Si algo bueno tiene el estar de vacaciones es que puedes desayunar pan recién hecho en casa.

Sí, sí, un buen croissant es mi top de desayuno pero si tengo tiempo no le hago ascos a un buen pan al que le froto bien con ajo, baño en aceite de oliva y corono de sal gorda.

Pero, ¿se te pueden quemar las tostadas 4 días seguidos? Sí, es absolutamente posible.

Mira que cada día me digo, hoy no, hoy bajo la potencia y tan ricas. Pero nunca es suficiente y las vuelvo a enchufar. Y se me va el santo al cielo, y de repente llega ese olor a quemado y me veo escarbando en el carbón en el que se ha convertido mi precioso pan de centeno de levadura madre esperando sacar algo que llevarme a la boca.

Menos mal que siempre nos queda la merienda. Patsy y yo hemos cogido la costumbre de salir a pasear por las tardes a lucir mascarilla. Continuamente descubrimos nuevas panaderías, últimamente demasiadas, parecd que la pandemia nos ha empanizado a todos un poco.

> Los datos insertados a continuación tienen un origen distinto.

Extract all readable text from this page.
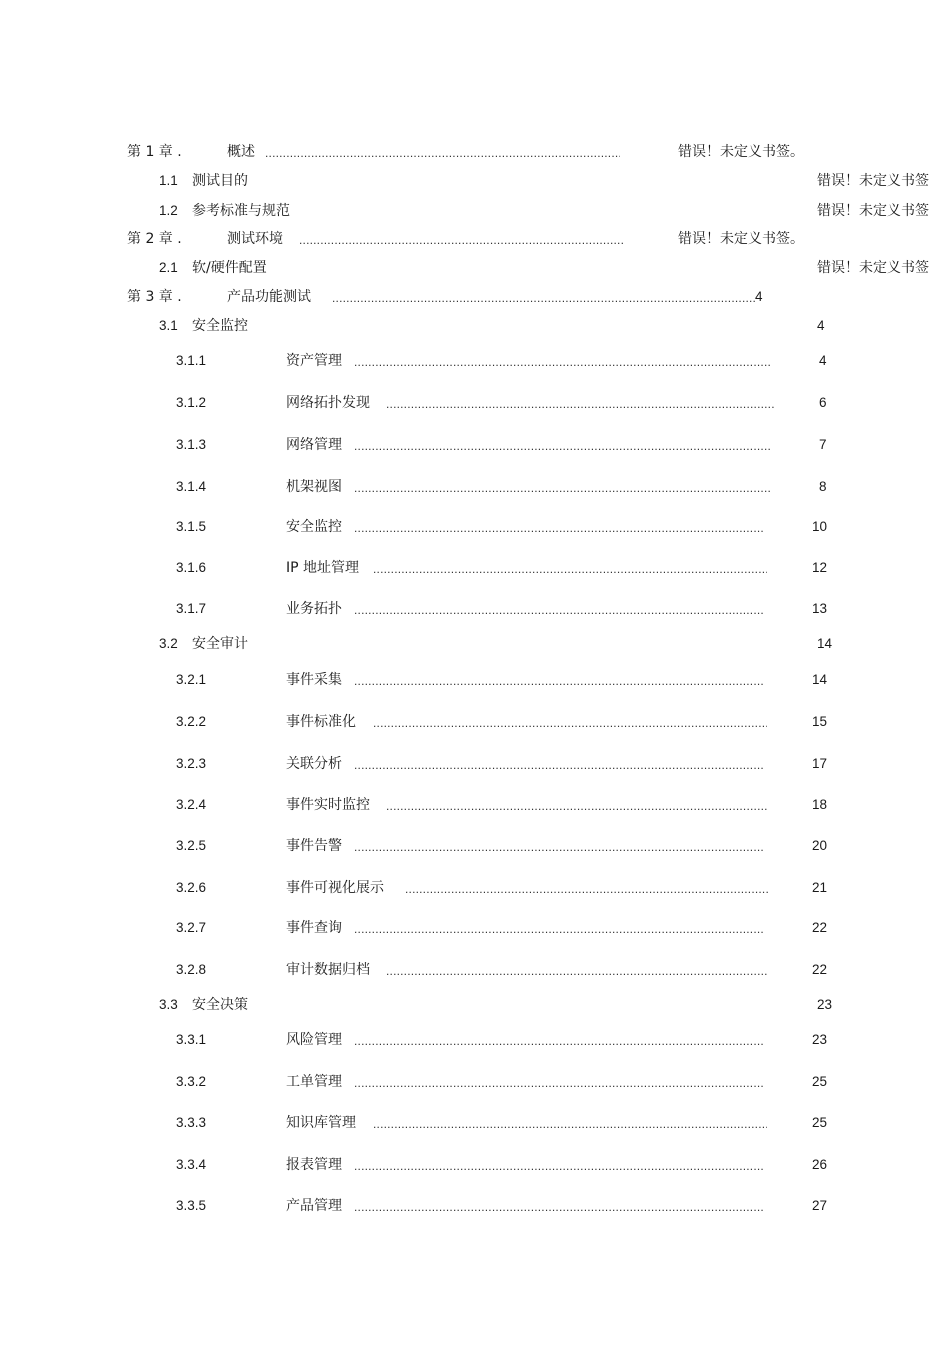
第 1 章 .	概述 .....	错误！未定义书签。
1.1 测试目的	错误！未定义书签
1.2 参考标准与规范	错误！未定义书签
第 2 章 .	测试环境 .....	错误！未定义书签。
2.1 软/硬件配置	错误！未定义书签
第 3 章 .	产品功能测试 .....	4
3.1 安全监控	4
3.1.1	资产管理 .....	4
3.1.2	网络拓扑发现 .....	6
3.1.3	网络管理 .....	7
3.1.4	机架视图 .....	8
3.1.5	安全监控 .....	10
3.1.6	IP 地址管理 .....	12
3.1.7	业务拓扑 .....	13
3.2 安全审计	14
3.2.1	事件采集 .....	14
3.2.2	事件标准化 .....	15
3.2.3	关联分析 .....	17
3.2.4	事件实时监控 .....	18
3.2.5	事件告警 .....	20
3.2.6	事件可视化展示 .....	21
3.2.7	事件查询 .....	22
3.2.8	审计数据归档 .....	22
3.3 安全决策	23
3.3.1	风险管理 .....	23
3.3.2	工单管理 .....	25
3.3.3	知识库管理 .....	25
3.3.4	报表管理 .....	26
3.3.5	产品管理 .....	27
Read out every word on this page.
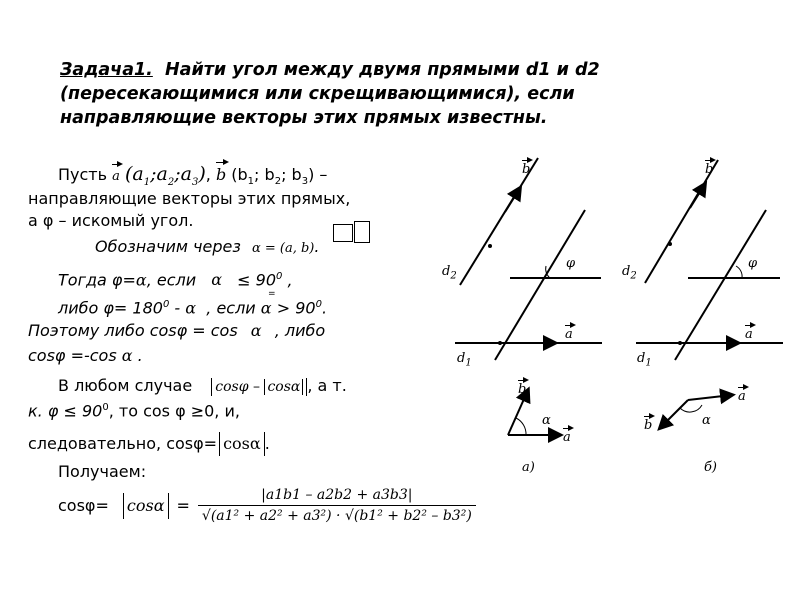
Задача1. Найти угол между двумя прямыми d1 и d2
(пересекающимися или скрещивающимися), если
направляющие векторы этих прямых известны.
Пусть a $(a_1;a_2;a_3)$, b ($b_1$; $b_2$; $b_3$) –
направляющие векторы этих прямых,
а φ – искомый угол.
Обозначим через α = (a, b).
Тогда φ=α, если $\alpha \le 90^0$ ,
либо $\varphi= 180^0 - \alpha$ , если $\alpha > 90^0$.
=
Поэтому либо cosφ = cos α , либо
cosφ =-cos α .
В любом случае cosφ – cosα , а т.
к. $\varphi \le 90^0$, то cos φ ≥0, и,
следовательно, cosφ= cosα .
Получаем:
$\cos\varphi= \cos\alpha = \frac{|a1b1 - a2b2 + a3b3|}{\text{√(a1² + a2² + a3²) · √(b1² + b2² – b3²)}}$
b
$d_2$
φ
a
$d_1$
b
α
a
а)
b
$d_2$
φ
a
$d_1$
a
α
b
б)
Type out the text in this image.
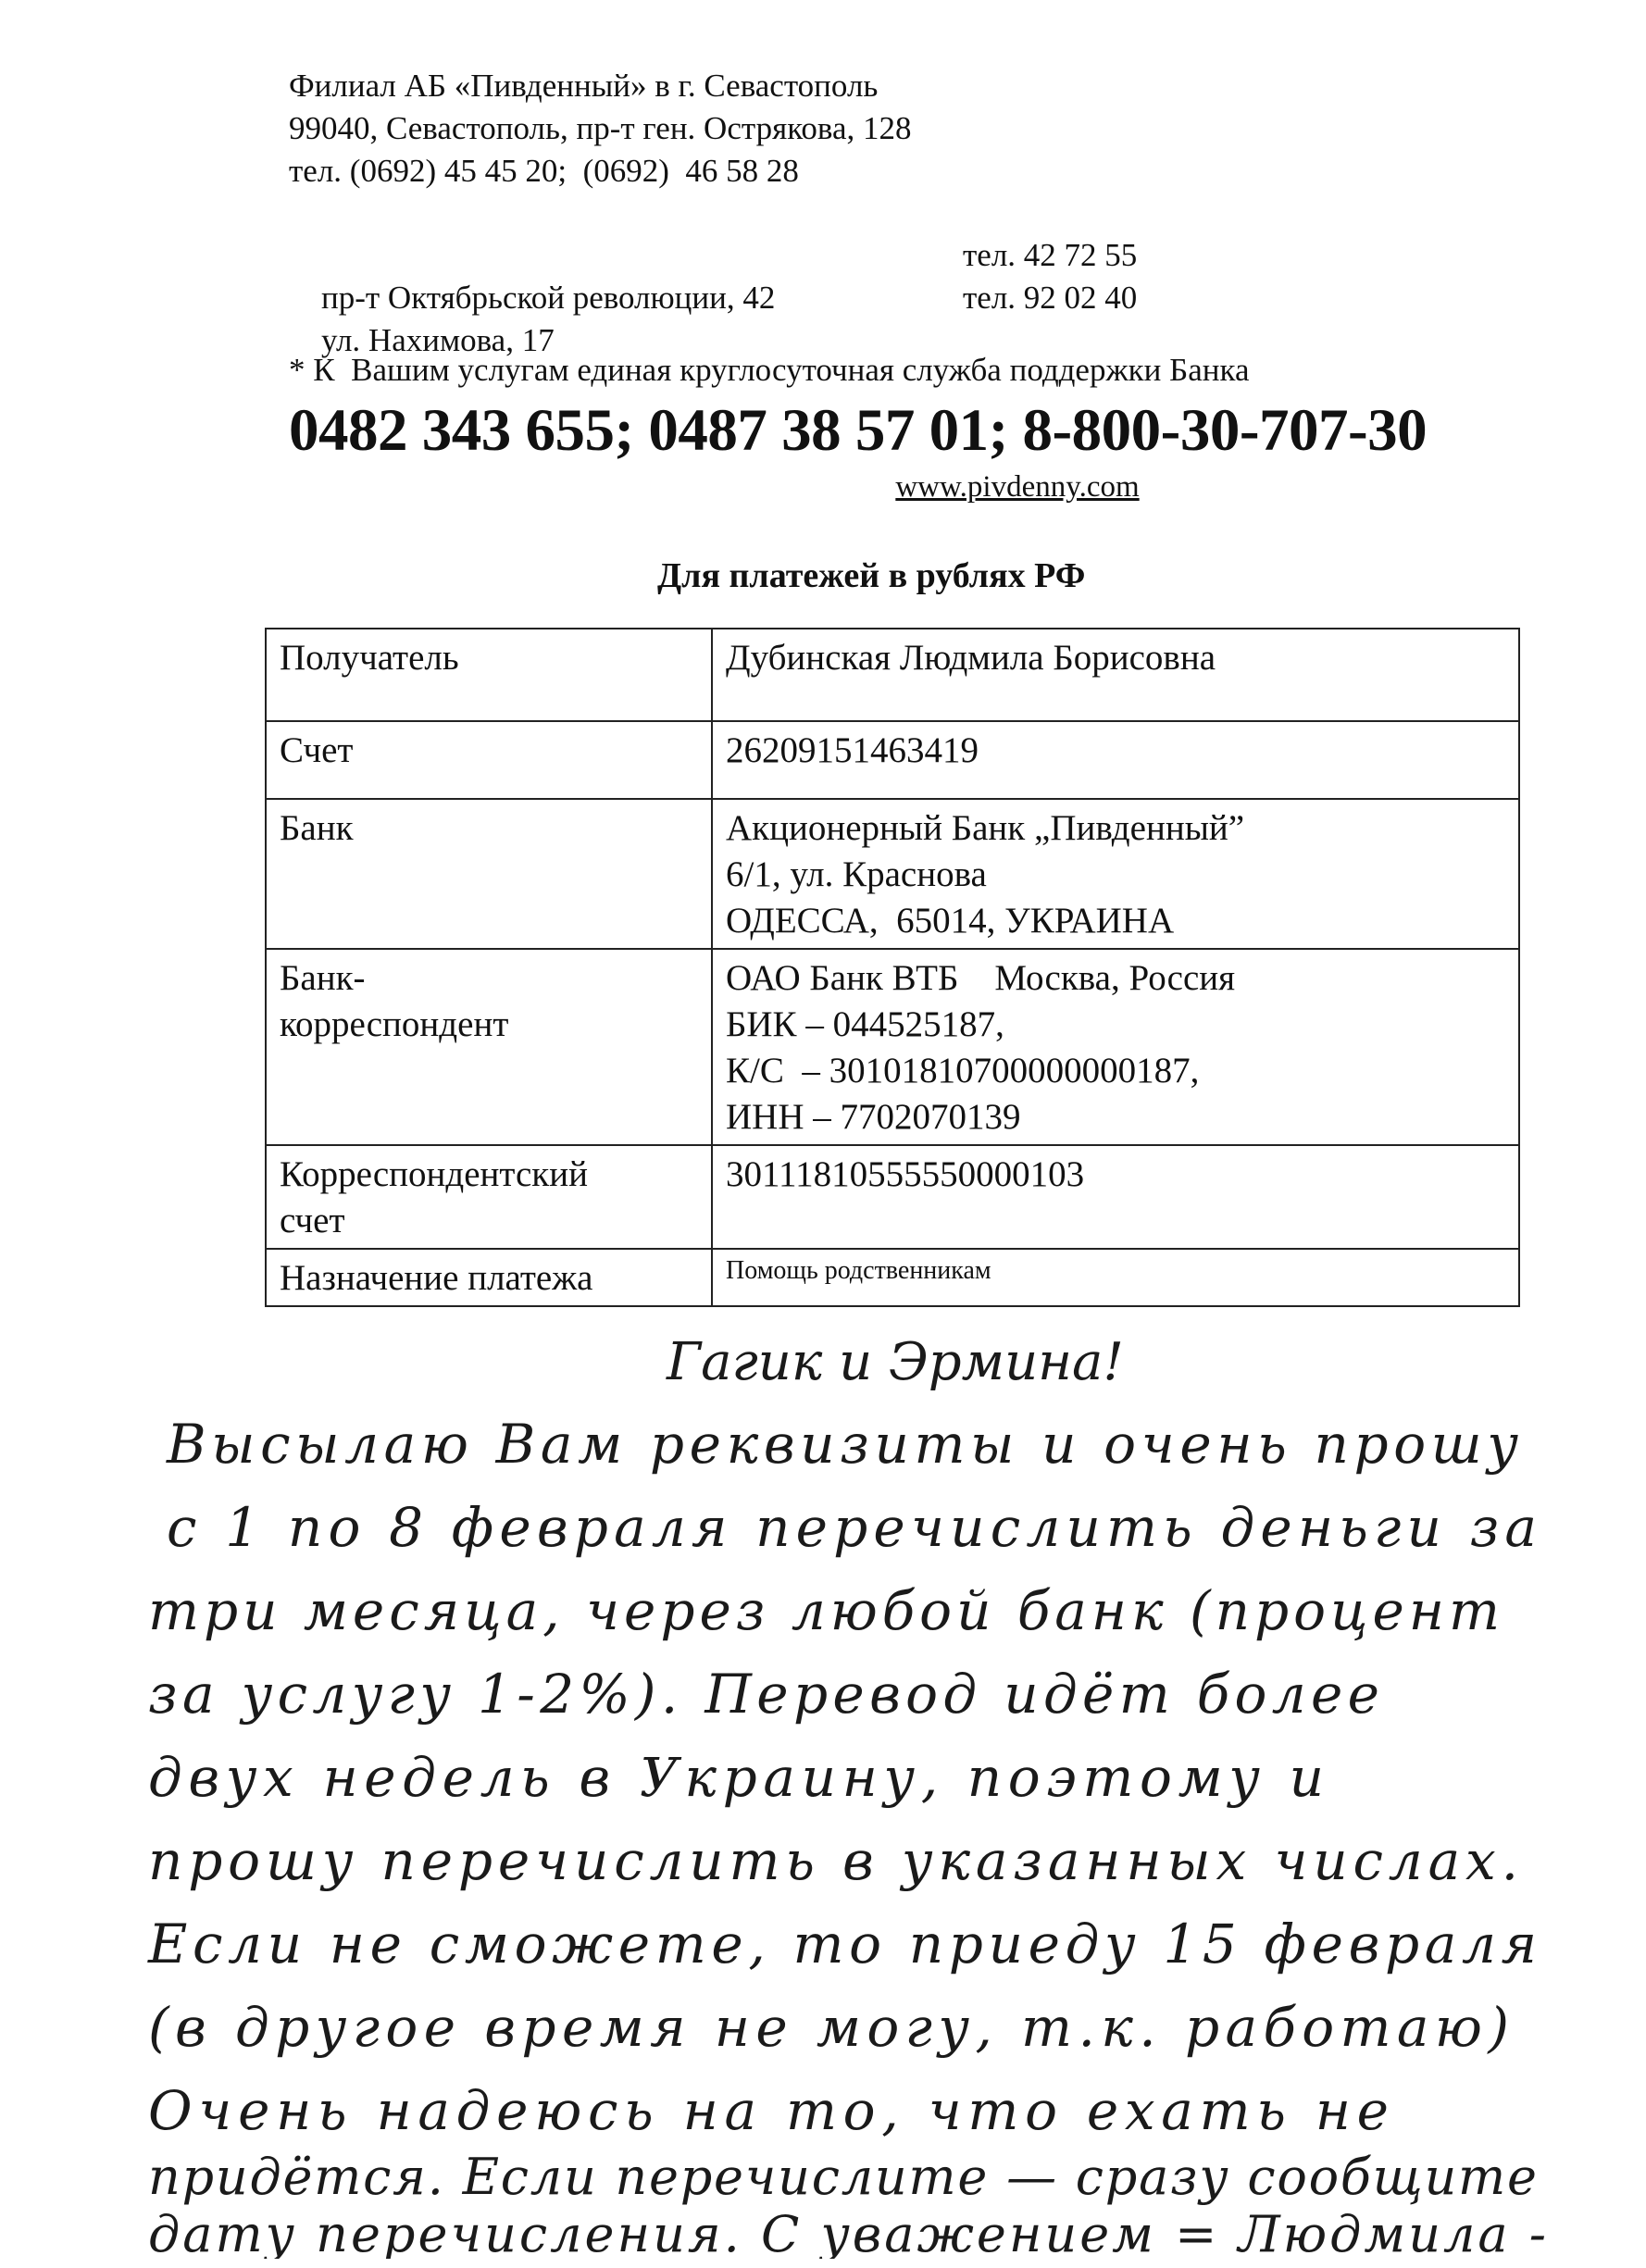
Филиал АБ «Пивденный» в г. Севастополь
99040, Севастополь, пр-т ген. Острякова, 128
тел. (0692) 45 45 20;  (0692)  46 58 28

пр-т Октябрьской революции, 42

тел. 42 72 55

ул. Нахимова, 17

тел. 92 02 40

* К  Вашим услугам единая круглосуточная служба поддержки Банка
0482 343 655; 0487 38 57 01; 8-800-30-707-30
www.pivdenny.com
Для платежей в рублях РФ
Получатель	Дубинская Людмила Борисовна

Счет	26209151463419

Банк	Акционерный Банк „Пивденный”
6/1, ул. Краснова
ОДЕССА,  65014, УКРАИНА

Банк-
корреспондент	ОАО Банк ВТБ    Москва, Россия
БИК – 044525187,
К/С  – 30101810700000000187,
ИНН – 7702070139

Корреспондентский
счет	30111810555550000103

Назначение платежа	Помощь родственникам
Гагик и Эрмина!
Высылаю Вам реквизиты и очень прошу
с 1 по 8 февраля перечислить деньги за
три месяца, через любой банк (процент
за услугу 1-2%). Перевод идёт более
двух недель в Украину, поэтому и
прошу перечислить в указанных числах.
Если не сможете, то приеду 15 февраля
(в другое время не могу, т.к. работаю)
Очень надеюсь на то, что ехать не
придётся. Если перечислите — сразу сообщите
дату перечисления. С уважением = Людмила -
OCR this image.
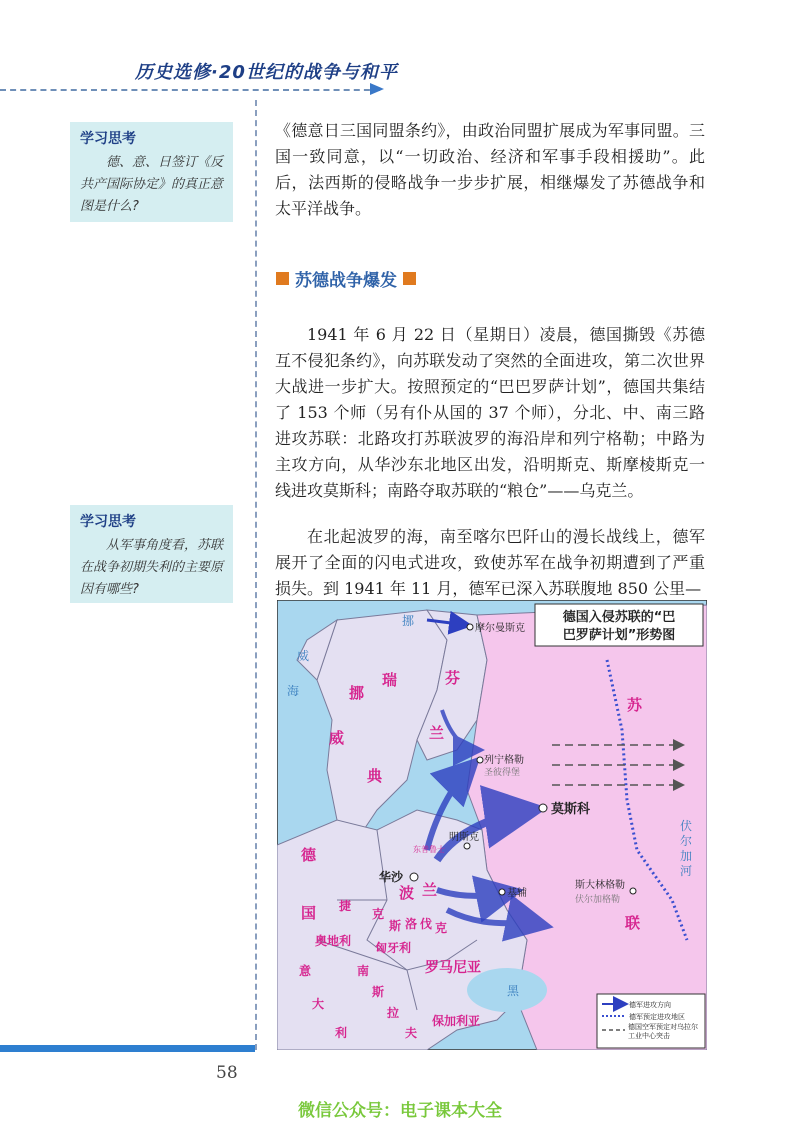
历史选修·20世纪的战争与和平
学习思考

德、意、日签订《反共产国际协定》的真正意图是什么?

学习思考

从军事角度看，苏联在战争初期失利的主要原因有哪些?

《德意日三国同盟条约》，由政治同盟扩展成为军事同盟。三国一致同意，以“一切政治、经济和军事手段相援助”。此后，法西斯的侵略战争一步步扩展，相继爆发了苏德战争和太平洋战争。

苏德战争爆发

1941 年 6 月 22 日（星期日）凌晨，德国撕毁《苏德互不侵犯条约》，向苏联发动了突然的全面进攻，第二次世界大战进一步扩大。按照预定的“巴巴罗萨计划”，德国共集结了 153 个师（另有仆从国的 37 个师），分北、中、南三路进攻苏联：北路攻打苏联波罗的海沿岸和列宁格勒；中路为主攻方向，从华沙东北地区出发，沿明斯克、斯摩棱斯克一线进攻莫斯科；南路夺取苏联的“粮仓”——乌克兰。

在北起波罗的海，南至喀尔巴阡山的漫长战线上，德军展开了全面的闪电式进攻，致使苏军在战争初期遭到了严重损失。到 1941 年 11 月，德军已深入苏联腹地 850 公里—

德国入侵苏联的“巴
巴罗萨计划”形势图
摩尔曼斯克
列宁格勒
圣彼得堡
莫斯科
明斯克
东普鲁士
华沙
基辅
斯大林格勒
伏尔加格勒
挪
威
瑞
典
芬
兰
苏
联
德
国
波 兰
捷
克
斯 洛 伐 克
奥地利 匈牙利
罗马尼亚
南
斯
拉
夫
意
大
利
保加利亚
挪
威
海
黑
伏
尔
加
河
德军进攻方向
德军预定进攻地区
德国空军预定对乌拉尔工业中心突击
58
微信公众号：电子课本大全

¿Y esta cola de gente? ¿Han abierto otra panadería para pijos aquí?

¡Pero si es la cola para entrar a la iglesia de San Judas Tadeo! – le digo a Patsy.

¿Judas? ¿pero ese no es el malo? – la pobre Patsy no fué a un buen colegio de monjas…

Mientras esperamos nuestro turno para entrar googleamos al santo y comprobamos que es el patrón de los imposibles y las causas perdidas. Nos miramos y sí, vamos a entrar. ¡Fiesta gratis!

La verdad que la espera se hace amena, hablamos de los últimos ligues de Patsy, sacamos unas fotos, nos damos unas recetas, criticamos las nuevas tendencias de moda…

Un cura por megafonía llama la atención. Implora a que por favor se guarde silencio y se mantenga la correcta separación de seguridad entre nosotros, según dice la policía está atenta y podrían cerrar la iglesia. Mientras dice todo esto no le quita el ojo a Patsy y a su escote. Nos damos por aludidas … o al menos lo intentamos. Nos va a tocar ya y aún no hemos consensuado el deseo.

– Tía, ¿qué vas a pedir? Yo creo que voy a rogar que cuando llegue a los 50 esté como estoy ahora mismo, con mis kilitos de más sí pero con esta cara lozana.

Yo le digo que no estoy segura de si prefiero pedir un novio o un trabajo mejor…

La voz del cura se vuelve a oir por megafonía, esta vez más contundente.

– Por favor, les vuelvo a rogar que no hablen en la fila, la policía nos va a cerrar la iglesia.

Las viejas que tenemos delante se vuelven, otra vez. Creo que están más entretenidas con nosotras que pensando su deseo, ese lo deben de tener claro.

A la mañana siguiente se me vuelve a quemar el pan.

Esto es una señal.

Tenía que haber pedido algo sencillo porque lo del novio no lo veo claro.